Réformer les entreprises d’État pour assurer la bonne gouvernance, la transparence, la viabilité financière et opérationnelle, une meilleure prestation de services et contenir les risques fiscaux. La préparation d’un inventaire complet des entreprises d’État et l’achèvement et la publication d’audits financiers des plus grandes entreprises d’État seraient la première étape, suivie de l’élaboration d’une stratégie de propriété qui établirait des objectifs stratégiques, ainsi que des principes de surveillance et de gestion des entreprises d’État. En outre, il sera essentiel de résoudre les problèmes de longue date dans le secteur de l’électricité grâce à la mise en œuvre rapide des réformes sectorielles déjà approuvées par le cabinet en mars 2022.

  • Améliorer les cadres de gouvernance, de lutte contre la corruption et de lutte contre le blanchiment d’argent/le financement du terrorisme (AML/CFT) afin de regagner la confiance sociale des politiques gouvernementales et de promouvoir une croissance inclusive. Le diagnostic de gouvernance en cours fournira la feuille de route pour la réforme, y compris pour améliorer l’indépendance et l’intégrité du système judiciaire, et pour améliorer la responsabilisation dans l’ensemble du secteur public. En outre, la loi approuvée sur les marchés publics, qui est conforme aux meilleures normes internationales, devrait être mise en œuvre rapidement, en commençant par toutes les fonctionnalités de l’autorité des marchés publics et de la plate-forme de passation des marchés électroniques.

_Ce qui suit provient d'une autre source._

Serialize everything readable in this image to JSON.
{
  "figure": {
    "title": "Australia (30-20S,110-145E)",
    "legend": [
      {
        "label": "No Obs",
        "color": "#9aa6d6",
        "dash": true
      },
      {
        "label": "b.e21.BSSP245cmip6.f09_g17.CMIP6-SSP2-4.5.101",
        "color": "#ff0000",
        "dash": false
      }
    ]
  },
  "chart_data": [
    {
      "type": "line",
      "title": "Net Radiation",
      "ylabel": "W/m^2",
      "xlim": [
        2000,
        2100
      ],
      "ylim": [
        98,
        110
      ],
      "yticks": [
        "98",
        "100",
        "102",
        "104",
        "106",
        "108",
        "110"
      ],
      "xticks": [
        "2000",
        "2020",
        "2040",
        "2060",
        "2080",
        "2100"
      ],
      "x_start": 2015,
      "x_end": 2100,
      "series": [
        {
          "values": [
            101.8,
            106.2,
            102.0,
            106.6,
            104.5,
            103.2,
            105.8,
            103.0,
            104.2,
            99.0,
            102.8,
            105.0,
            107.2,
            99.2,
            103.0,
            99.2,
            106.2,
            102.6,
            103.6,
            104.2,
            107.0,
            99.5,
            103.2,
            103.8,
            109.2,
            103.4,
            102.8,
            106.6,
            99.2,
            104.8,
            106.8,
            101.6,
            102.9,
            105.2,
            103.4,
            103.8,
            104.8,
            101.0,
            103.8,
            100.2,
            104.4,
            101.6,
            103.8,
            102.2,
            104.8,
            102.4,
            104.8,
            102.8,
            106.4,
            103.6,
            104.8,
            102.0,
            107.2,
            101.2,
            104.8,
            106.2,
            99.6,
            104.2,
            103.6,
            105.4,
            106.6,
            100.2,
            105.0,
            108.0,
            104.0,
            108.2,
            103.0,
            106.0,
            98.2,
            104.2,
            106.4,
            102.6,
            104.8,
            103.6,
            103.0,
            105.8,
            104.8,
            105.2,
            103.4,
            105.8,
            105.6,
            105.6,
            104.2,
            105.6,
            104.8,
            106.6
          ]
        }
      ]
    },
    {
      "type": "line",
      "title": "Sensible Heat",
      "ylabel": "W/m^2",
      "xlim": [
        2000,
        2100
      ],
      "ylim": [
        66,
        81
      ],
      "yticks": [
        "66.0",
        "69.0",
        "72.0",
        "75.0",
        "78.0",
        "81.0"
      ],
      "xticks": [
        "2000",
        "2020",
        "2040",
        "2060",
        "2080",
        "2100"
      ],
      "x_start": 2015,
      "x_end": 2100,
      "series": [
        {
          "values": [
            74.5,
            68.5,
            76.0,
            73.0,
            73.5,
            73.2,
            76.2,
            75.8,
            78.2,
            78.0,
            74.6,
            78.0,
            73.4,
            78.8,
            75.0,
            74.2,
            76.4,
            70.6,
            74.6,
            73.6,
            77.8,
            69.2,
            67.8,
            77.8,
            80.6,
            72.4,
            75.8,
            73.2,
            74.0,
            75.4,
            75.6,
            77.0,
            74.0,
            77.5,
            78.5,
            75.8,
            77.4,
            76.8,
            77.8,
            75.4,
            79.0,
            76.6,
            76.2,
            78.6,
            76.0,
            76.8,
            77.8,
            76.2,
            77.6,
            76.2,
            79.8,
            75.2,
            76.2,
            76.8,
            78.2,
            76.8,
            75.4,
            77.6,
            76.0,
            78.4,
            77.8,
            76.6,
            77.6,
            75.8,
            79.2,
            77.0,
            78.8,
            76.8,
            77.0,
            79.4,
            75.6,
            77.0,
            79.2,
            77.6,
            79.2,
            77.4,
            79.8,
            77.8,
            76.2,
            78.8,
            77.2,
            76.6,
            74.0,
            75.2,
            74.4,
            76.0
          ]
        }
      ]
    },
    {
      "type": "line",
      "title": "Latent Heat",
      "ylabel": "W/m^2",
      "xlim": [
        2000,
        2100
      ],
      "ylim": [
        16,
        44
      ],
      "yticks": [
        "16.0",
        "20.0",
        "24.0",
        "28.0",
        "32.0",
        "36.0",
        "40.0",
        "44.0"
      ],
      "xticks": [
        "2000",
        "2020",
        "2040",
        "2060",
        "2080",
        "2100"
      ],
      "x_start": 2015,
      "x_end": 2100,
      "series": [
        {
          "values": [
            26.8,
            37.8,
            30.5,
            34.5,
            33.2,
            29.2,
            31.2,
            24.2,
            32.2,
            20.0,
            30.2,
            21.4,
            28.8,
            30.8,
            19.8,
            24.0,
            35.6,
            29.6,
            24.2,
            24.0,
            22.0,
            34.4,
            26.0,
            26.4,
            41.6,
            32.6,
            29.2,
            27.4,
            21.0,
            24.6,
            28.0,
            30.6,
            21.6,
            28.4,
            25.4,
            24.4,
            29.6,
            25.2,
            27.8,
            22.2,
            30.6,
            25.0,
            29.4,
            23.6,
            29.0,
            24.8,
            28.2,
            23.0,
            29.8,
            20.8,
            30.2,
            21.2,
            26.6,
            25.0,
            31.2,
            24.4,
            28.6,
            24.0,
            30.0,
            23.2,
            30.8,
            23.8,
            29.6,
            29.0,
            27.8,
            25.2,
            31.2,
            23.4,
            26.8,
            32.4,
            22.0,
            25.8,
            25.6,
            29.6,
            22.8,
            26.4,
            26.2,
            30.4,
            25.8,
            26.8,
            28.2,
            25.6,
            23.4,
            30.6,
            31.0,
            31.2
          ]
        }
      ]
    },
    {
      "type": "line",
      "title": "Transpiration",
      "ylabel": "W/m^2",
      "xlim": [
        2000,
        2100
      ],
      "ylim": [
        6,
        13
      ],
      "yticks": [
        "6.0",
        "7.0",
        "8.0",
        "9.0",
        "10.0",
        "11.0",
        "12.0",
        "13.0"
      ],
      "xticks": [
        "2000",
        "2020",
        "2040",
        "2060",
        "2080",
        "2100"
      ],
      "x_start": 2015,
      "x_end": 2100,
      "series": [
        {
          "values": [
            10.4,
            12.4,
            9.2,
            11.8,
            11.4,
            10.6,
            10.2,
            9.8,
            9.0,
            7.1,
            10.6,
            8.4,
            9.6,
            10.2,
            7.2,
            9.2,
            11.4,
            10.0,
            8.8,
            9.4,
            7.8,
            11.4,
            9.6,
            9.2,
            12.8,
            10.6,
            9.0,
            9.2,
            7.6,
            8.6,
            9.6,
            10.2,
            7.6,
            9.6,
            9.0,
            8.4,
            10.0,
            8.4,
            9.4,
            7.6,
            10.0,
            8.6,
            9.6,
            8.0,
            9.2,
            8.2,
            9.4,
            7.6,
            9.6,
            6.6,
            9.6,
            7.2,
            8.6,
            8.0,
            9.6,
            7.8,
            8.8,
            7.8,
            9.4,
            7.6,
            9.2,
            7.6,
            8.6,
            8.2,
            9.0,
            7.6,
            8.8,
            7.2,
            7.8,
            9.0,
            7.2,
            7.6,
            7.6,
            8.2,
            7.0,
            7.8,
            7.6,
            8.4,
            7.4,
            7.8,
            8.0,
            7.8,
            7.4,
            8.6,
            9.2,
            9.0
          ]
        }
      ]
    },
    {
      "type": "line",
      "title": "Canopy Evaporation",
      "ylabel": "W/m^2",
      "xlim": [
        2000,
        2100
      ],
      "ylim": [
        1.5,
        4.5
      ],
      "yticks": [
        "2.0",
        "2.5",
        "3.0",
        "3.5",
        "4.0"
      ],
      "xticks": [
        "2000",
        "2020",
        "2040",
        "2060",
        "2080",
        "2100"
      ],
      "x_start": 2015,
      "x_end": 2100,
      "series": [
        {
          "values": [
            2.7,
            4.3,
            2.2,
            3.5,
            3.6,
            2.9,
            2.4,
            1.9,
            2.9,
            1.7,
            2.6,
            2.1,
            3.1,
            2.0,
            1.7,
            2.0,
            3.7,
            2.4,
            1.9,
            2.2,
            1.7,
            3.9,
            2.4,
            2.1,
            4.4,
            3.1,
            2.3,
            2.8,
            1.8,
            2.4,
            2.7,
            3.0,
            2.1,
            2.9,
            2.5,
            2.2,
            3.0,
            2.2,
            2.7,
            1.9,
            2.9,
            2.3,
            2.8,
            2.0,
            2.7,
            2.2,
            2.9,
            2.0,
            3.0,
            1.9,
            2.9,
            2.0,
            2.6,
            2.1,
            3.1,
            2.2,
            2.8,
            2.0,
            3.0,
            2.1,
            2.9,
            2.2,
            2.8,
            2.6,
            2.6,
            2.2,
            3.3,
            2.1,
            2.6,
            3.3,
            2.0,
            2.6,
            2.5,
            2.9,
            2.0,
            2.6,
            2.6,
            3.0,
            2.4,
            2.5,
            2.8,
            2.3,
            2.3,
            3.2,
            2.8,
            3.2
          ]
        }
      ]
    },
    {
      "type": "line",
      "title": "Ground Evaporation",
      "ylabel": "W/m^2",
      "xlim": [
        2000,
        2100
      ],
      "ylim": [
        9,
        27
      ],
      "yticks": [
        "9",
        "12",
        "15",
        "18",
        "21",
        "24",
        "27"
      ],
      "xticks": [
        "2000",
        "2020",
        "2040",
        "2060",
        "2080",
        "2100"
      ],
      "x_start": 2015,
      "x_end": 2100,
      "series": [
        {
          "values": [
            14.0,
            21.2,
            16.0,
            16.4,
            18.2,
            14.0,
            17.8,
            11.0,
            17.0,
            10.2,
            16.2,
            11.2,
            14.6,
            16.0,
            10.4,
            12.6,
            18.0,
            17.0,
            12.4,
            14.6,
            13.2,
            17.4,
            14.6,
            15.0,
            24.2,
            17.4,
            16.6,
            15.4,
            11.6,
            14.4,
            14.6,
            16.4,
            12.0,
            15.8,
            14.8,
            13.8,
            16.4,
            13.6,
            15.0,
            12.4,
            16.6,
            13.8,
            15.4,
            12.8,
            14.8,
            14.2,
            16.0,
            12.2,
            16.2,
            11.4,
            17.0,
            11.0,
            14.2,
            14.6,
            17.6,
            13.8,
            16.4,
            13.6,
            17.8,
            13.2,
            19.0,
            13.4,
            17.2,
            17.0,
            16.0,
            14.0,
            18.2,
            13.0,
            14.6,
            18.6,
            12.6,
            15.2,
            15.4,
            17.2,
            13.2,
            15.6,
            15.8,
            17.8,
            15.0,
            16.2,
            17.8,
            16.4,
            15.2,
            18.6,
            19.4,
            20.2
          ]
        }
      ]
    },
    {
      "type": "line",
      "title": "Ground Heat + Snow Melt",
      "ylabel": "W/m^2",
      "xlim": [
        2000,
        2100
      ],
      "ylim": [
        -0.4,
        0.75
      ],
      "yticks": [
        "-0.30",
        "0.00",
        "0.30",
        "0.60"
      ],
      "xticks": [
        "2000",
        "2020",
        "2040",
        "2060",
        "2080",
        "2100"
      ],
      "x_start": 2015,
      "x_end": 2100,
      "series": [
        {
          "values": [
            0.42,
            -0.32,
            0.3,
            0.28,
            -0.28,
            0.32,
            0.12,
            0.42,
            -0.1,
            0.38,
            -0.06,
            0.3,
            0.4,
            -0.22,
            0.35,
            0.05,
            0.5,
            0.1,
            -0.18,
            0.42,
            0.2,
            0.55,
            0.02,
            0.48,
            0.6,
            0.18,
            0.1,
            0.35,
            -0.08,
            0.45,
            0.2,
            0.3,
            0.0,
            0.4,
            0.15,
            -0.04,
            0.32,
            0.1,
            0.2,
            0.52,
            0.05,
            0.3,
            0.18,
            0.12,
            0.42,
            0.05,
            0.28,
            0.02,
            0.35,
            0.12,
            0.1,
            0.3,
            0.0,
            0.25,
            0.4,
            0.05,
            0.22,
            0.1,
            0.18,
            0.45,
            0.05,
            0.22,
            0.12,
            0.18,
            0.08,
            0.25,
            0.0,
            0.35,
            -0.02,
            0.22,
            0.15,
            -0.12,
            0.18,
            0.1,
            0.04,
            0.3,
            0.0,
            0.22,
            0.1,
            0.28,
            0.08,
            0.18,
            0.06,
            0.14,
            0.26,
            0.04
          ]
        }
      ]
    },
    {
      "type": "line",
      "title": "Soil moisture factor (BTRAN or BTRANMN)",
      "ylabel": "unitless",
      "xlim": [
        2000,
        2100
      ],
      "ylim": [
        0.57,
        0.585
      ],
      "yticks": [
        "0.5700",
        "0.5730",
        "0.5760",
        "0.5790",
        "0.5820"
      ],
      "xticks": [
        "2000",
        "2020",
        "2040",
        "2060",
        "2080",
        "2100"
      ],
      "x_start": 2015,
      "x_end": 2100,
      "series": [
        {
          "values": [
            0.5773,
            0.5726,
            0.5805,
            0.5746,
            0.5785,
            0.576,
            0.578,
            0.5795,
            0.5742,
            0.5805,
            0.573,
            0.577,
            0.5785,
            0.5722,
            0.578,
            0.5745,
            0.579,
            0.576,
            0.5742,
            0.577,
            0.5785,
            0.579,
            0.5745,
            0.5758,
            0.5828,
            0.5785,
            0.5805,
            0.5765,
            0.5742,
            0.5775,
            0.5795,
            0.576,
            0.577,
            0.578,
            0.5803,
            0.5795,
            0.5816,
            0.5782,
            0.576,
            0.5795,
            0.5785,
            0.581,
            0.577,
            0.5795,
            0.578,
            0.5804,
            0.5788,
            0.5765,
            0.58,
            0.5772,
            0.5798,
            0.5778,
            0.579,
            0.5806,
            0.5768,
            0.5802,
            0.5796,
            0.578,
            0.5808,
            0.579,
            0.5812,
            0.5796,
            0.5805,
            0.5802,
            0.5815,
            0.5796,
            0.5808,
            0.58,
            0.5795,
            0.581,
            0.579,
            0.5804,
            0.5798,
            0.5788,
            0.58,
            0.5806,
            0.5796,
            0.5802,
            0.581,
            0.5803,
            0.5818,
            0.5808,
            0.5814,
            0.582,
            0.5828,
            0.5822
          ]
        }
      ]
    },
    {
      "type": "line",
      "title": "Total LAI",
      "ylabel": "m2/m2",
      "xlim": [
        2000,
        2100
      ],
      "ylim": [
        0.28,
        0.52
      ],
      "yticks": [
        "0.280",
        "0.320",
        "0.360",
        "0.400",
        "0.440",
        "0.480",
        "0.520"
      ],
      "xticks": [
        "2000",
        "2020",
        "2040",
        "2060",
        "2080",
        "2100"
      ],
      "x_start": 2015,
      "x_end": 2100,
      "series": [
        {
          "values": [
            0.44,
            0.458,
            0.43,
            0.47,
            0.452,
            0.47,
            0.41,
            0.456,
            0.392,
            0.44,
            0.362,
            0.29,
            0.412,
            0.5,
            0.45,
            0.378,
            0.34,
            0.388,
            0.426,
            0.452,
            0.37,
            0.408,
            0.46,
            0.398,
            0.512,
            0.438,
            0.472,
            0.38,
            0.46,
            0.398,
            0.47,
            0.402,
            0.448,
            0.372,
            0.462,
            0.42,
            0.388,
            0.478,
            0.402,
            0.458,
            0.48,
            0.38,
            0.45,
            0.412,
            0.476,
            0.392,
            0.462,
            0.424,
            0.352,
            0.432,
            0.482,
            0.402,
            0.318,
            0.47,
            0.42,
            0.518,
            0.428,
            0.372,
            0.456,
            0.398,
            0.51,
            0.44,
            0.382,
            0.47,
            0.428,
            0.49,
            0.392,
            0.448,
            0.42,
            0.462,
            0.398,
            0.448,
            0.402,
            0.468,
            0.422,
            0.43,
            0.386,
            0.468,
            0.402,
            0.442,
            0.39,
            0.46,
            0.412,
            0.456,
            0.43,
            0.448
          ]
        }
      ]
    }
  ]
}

Le FMI reste déterminé à soutenir le Liban et à poursuivre son engagement étroit avec les autorités par le biais de conseils politiques et d’une assistance technique. La collaboration et le soutien des partenaires multilatéraux et bilatéraux sont également essentiels à la réussite de la mise en œuvre des efforts de réforme des autorités. Cependant, ce soutien dépendra également de l’engagement du Liban et de la mise en œuvre inébranlable d’un programme de réforme complet et ambitieux. À cet égard, nous saluons l’engagement des autorités à travailler avec le FMI et d’autres partenaires internationaux à la mise en œuvre de politiques visant à relever les défis actuels et à placer l’économie libanaise sur une voie durable, y compris dans le cadre d’un programme soutenu par le FMI.

La mission tient à remercier les autorités libanaises et tous les autres homologues pour leur étroite collaboration, leur dialogue politique constructif et leur hospitalité.